Graphic cards allow you to play games at high resolutions, run machine learning algorithms, and even mine for cryptocurrency. Whatever your goal is, you need it to run seamlessly, smoothly, and hassle free. So how does one ensure that the GPU you buy will be 100% compatible with your motherboard? Scroll down, you’re in the right place for your answer.
1. Does your motherboard have a PCIe x 16 interface?
The first thing you need to do is make sure that you motherboard has an available PCIe x16 expansion slot. There are many versions of the PCI Express expansion slot. PCI Express 1.0, PCI Express 2.0, PCI Express 3.0, and PCI Express 4.0. All of them are backwards compatible. So if you have a PCI Express 1.0 card it will run on a PCI Express 3.0 slot and vice versa.
If you’re trying to set up multiple graphics cards, make sure you have enough PCIe x16 slots before you invest in the graphics cards.
2. The Size of Your GPU: Does it fit?
The second most important thing is for the GPU to fit in the case. Graphics cards usually come with their own cooling fans built in. It makes them thicker and bulkier. Also standard size graphics cards can be quite long, and it’s better to make sure existing components aren’t going to block the component from being installed.
Another word of advice is to make sure that you are working with a standard size tower. If you have a smaller tower you may want to invest in a graphics card with a smaller form factor.
The best way to confirm is the old fashioned way. Bust out a ruler and make sure the size will fit to avoid returns and exchanges.
3. Can you Power it Up?
Once you have confirmed that you have the PCIe x16 slots available and that the GPU will fit in your case, the third thing to check is if your power suppy has the right connectors.
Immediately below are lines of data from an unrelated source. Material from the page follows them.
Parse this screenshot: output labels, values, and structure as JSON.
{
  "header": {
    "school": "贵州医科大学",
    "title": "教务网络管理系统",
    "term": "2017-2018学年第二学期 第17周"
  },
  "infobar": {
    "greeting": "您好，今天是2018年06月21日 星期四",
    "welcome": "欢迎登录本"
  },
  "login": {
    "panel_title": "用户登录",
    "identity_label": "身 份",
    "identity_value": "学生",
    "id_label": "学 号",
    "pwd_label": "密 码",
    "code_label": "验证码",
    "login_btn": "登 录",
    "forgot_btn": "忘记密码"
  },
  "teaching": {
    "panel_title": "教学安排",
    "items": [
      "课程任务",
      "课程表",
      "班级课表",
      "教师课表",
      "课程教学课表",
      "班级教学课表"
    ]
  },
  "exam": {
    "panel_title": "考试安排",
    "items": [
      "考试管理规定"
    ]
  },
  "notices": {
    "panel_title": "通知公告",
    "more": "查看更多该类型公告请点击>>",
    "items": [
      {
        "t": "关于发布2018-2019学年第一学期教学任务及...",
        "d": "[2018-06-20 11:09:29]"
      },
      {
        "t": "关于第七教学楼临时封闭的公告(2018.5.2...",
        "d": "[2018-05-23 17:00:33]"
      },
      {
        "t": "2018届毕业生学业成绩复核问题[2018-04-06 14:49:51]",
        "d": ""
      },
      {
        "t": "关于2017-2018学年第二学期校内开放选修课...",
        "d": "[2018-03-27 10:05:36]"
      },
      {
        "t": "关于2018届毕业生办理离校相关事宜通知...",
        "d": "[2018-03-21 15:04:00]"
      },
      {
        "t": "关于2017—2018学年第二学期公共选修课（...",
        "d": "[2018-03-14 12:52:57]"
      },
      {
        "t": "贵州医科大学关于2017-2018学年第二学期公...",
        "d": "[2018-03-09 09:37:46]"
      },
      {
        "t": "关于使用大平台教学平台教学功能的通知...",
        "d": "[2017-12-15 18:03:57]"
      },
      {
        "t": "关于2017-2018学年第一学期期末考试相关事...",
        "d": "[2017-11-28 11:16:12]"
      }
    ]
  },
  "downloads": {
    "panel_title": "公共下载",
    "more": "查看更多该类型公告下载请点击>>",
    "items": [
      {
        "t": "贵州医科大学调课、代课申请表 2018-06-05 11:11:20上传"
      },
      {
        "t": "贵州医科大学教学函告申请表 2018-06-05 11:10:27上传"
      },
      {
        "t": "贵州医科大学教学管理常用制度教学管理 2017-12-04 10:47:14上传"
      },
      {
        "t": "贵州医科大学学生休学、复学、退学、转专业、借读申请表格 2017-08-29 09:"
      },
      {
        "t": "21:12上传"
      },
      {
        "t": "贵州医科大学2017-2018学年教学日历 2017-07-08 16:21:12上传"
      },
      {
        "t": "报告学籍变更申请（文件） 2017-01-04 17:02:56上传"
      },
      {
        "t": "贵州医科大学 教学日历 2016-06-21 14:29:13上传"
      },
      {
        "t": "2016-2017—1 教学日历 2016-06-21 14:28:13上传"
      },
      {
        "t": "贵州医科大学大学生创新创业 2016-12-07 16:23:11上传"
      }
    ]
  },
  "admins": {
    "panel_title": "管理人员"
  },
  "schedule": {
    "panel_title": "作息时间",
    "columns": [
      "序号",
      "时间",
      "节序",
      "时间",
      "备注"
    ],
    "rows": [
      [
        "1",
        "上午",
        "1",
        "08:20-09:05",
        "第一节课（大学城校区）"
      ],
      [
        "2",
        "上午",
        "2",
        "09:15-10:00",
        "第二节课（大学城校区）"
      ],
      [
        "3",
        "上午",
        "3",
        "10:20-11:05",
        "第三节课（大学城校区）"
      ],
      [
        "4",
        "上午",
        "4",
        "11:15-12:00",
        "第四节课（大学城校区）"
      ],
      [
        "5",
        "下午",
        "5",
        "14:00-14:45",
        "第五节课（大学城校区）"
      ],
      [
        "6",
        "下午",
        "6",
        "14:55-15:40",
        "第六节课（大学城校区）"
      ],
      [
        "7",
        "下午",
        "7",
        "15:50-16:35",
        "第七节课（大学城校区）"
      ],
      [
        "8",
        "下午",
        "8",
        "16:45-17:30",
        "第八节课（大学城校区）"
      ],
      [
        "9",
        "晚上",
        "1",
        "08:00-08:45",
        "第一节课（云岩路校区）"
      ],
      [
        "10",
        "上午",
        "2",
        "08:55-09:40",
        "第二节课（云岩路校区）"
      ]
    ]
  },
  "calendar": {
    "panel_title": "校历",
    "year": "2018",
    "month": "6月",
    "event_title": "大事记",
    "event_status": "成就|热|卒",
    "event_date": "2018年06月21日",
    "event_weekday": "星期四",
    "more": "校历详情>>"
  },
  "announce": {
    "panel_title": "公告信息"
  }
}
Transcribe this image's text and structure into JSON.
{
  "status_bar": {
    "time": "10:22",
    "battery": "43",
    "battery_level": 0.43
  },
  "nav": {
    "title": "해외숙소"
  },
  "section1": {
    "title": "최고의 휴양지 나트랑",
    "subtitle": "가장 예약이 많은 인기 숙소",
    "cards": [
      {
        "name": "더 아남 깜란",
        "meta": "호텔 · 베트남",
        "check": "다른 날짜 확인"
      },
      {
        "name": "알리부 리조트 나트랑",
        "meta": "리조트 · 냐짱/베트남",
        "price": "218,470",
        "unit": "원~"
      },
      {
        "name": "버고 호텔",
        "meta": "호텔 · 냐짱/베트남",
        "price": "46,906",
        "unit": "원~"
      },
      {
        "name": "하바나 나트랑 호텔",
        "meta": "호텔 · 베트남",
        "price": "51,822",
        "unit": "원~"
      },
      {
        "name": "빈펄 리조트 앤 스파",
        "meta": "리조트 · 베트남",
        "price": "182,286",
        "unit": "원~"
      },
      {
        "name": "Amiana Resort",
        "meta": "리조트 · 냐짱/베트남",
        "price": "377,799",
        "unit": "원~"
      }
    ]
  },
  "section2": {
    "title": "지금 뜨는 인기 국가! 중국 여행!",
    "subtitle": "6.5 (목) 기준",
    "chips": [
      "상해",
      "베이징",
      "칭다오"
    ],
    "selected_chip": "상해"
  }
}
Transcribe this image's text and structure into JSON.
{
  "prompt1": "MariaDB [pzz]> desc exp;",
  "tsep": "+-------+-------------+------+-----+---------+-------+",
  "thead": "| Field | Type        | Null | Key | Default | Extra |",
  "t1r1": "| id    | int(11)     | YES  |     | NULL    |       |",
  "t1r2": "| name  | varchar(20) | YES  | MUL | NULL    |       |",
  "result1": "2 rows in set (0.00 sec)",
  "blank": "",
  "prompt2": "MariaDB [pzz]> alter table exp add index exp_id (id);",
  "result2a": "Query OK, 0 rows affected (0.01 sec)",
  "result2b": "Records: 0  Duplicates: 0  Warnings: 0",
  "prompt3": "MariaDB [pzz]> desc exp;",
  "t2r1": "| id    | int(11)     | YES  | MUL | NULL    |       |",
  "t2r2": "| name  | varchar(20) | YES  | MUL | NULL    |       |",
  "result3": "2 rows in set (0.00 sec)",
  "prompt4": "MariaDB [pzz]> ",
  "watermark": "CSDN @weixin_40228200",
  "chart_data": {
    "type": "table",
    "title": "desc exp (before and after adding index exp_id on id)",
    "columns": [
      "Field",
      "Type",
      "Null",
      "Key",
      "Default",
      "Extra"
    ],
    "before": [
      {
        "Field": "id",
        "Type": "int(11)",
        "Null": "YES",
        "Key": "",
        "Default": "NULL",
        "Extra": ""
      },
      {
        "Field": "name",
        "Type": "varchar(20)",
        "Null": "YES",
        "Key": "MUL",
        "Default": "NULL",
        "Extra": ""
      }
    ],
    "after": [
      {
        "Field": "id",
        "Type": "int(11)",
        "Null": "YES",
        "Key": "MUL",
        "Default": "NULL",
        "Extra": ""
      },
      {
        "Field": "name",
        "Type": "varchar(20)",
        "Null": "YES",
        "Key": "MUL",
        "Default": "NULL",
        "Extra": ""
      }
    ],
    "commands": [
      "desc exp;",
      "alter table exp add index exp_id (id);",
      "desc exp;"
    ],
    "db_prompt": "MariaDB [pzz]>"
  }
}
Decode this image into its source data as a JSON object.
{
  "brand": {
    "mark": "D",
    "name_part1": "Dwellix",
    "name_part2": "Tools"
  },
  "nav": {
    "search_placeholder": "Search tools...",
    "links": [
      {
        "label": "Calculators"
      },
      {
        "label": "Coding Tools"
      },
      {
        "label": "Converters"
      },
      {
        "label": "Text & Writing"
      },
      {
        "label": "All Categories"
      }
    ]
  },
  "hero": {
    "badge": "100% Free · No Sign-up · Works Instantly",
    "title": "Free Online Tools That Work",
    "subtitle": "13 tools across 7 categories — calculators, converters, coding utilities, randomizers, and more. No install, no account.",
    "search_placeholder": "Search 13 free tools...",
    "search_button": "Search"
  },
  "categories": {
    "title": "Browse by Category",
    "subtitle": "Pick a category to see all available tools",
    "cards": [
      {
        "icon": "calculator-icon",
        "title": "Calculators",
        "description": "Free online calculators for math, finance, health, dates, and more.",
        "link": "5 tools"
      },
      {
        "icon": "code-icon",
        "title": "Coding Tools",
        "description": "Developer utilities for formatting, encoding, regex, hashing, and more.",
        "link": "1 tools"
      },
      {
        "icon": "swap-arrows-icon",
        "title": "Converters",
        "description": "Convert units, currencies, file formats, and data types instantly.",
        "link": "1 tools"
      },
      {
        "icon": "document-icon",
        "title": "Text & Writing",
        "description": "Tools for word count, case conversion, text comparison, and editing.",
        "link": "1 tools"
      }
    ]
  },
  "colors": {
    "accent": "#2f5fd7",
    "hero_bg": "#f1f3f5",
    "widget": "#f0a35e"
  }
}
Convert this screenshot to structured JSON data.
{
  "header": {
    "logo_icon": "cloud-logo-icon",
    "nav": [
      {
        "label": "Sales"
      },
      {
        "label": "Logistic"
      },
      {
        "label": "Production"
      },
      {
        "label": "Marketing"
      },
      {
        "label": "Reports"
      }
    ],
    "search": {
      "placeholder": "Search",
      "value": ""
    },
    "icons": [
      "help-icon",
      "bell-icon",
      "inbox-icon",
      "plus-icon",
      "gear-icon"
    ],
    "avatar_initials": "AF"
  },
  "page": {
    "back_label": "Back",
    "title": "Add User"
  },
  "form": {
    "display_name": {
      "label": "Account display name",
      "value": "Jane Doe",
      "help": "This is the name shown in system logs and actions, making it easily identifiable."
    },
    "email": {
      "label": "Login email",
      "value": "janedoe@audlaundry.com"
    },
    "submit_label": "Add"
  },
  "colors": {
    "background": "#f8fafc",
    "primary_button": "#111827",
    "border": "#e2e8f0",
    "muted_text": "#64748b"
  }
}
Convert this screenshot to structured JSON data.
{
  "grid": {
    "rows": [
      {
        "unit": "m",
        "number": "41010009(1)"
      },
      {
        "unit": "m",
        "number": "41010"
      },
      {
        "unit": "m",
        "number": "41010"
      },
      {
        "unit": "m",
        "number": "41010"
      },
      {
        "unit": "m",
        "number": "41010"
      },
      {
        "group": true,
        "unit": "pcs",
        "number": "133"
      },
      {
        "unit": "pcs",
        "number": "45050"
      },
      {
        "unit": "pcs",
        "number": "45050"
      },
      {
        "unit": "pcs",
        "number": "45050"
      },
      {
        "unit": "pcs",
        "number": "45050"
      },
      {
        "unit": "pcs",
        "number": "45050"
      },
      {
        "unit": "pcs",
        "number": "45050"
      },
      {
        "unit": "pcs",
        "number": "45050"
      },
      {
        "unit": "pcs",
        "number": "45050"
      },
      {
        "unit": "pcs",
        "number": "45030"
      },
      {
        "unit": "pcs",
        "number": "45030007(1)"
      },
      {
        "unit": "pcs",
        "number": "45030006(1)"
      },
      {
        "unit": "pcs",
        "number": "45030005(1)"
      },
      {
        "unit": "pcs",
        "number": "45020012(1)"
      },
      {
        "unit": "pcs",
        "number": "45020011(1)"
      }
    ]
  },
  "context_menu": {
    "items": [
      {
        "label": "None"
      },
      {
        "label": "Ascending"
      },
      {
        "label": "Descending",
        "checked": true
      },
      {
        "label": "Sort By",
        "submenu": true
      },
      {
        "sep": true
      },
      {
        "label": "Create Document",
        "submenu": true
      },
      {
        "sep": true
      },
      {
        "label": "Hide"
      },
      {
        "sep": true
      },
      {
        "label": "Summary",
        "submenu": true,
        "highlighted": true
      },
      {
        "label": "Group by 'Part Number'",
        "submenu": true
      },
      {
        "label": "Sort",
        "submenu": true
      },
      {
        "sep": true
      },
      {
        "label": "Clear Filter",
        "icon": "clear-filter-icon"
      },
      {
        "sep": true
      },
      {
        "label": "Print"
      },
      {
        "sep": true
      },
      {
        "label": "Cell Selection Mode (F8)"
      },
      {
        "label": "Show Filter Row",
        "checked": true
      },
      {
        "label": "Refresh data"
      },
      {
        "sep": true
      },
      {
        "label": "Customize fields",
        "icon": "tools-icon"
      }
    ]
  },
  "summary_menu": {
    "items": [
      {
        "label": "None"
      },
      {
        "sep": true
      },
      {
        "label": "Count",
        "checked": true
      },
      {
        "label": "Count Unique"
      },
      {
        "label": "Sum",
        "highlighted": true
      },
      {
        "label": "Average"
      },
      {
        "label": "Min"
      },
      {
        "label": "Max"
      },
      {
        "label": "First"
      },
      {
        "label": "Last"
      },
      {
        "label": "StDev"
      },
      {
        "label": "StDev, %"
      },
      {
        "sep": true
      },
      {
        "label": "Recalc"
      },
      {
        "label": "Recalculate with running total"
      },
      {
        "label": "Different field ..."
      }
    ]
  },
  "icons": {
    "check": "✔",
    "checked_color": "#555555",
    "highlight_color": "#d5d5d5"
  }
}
Depending on your graphics card, you’re going to need a bigger power supply. For low end, affordable graphics cards you’ll need up to a 400 Watt Power Supply Unit (PSU). Most graphics cards will be fine with a 500 Watt PSU. If you’re working with a really high end graphics card or multiple graphics cards, we recommend using 700 Watt PSU or above.
Long story short, make sure that your PSU isn’t drawing 80% of it’s capacity continuously. Make sure to get a quality PSU that can supply the power you need. The last thing you want is your computer to explode
4. Other Problems
If you made it this far, you’re probably in the green.
- Your motherboard has the PCIe x16 slots you need
- The GPU will fit in the case just fine
- You have a PSU that will support your GPU(s).
Most graphics cards installation experiences come with happy endings. Problems beyond this point are quite rare. Usually they entail that the system the GPU is going into is very old. Sometimes the motherboard or BIOS doesn’t support the graphics card. Other problems can be that the OS doesn’t recognize the graphics card because you’re running a dinosaur version of Windows or an alternate OS.
These are all outlier situations. If you have steps 1-3 locked down, then you should be good to go.